Sunday, October 22, 2017

How on Earth did we get here?

Sermon for the Nineteenth Sunday after Trinity

You leave the house at the usual time as you go off to your usual haunt. It is as you get there that you suddenly find that you have no recollection of actually getting there. There seems to be a gap in your memory of crossing all those roads, walking down all those streets, turning at all those junctions. You just don’t remember. It is as if you have just appeared.

The route is that familiar. Heavens! Did you look both ways before crossing that busy road? Did you even remember to shut the door behind you? Of course, nagging doubts could come in here, or you can perhaps suspend them comforted by the fact that you’d have noticed things out of the ordinary.

Yet, isn’t it a bit frightening to think that your last journey has happened without any thought from you? Is this how we are going to live life, without memory, without thought? Is life just going to be a destination? A means to an end?

[PAUSE]

As Christians, we know that our life now matters. We aren’t saved once and for all right now and can just coast to the end of our lives. We are in the process of being saved and being created, and we do have a hand in that whole process. St Paul reminds us:

This, I say therefore, and testify in the Lord, that ye henceforth walk not as other Gentiles walk, in the vanity of their mind; having the understanding darkened, being alienated from the life of God through the ignorance that is in them, because of the blindness of their heart: who, being past feeling, have given themselves over unto lasciviousness, to work all uncleanness with greediness.
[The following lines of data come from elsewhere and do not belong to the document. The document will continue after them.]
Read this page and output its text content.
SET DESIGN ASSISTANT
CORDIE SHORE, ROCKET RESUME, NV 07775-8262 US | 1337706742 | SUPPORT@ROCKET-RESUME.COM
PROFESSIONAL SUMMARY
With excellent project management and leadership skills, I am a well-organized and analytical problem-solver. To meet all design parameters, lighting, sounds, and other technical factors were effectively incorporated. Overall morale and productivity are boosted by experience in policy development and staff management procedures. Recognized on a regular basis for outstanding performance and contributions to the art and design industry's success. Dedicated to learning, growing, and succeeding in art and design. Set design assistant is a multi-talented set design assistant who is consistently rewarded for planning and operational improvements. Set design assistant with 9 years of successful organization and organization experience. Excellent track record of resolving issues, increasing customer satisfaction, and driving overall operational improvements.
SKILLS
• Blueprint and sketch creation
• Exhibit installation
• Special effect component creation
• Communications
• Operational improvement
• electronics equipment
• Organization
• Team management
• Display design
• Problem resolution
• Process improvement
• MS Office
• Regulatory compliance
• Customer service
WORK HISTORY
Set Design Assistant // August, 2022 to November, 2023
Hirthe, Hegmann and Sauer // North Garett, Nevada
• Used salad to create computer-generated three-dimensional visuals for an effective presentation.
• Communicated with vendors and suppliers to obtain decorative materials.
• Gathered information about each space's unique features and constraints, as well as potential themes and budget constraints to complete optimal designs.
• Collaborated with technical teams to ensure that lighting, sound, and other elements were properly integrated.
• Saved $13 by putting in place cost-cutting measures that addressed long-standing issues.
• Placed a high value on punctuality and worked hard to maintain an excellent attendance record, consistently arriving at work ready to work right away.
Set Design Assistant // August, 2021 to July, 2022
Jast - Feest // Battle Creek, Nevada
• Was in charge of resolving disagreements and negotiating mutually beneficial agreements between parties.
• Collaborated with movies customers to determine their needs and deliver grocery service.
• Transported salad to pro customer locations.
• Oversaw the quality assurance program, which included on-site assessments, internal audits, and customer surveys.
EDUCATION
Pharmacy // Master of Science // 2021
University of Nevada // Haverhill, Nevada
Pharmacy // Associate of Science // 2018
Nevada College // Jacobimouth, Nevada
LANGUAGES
St Paul says that he doesn’t want us to sleepwalk through our lives and that this isn’t just his will but that he is testifying to the will of God in the matter. He explains that God wants us to be aware of living, and living not our lives with all their selfishness and weakness, but living in His life which is true life. If we just coast, trusting that whatever we’re doing is correct, then we’re not looking for that life of God within us.

That’s not to say that we suddenly need to become oversensitive to our faults and our failings - that way lies a spiritual and nervous breakdown. It means that we need to recognise our faults when they occur and bring them to God for healing and a resolve on our part to do what we can to remedy them.

Yes, we can be angry, but we must put a time limit on that anger and use its passion to work God’s good. Yes, we do need to see what we are stealing from other people and stop it, but remember that good hard work is something that will give us a better walk with God and help bring others to their nourishment in Him. Yes, we must look carefully at what we say and ask ourselves whether what we have just said would ever come out of one who truly knows God, but recognise that any word spoken with love is already borne on the wings of the Holy Ghost.

[PAUSE]

This takes practice which shows why we need our salvation to be a process so that we can progress better along our walk of life and draw nearer to living the life that God wants for us. We must make sure that we build in a good system of self-examination into our daily prayers so that this can happen more naturally.



Life is not something that we can afford to be so familiar with that we should treat it with contempt, especially if God gave it to us.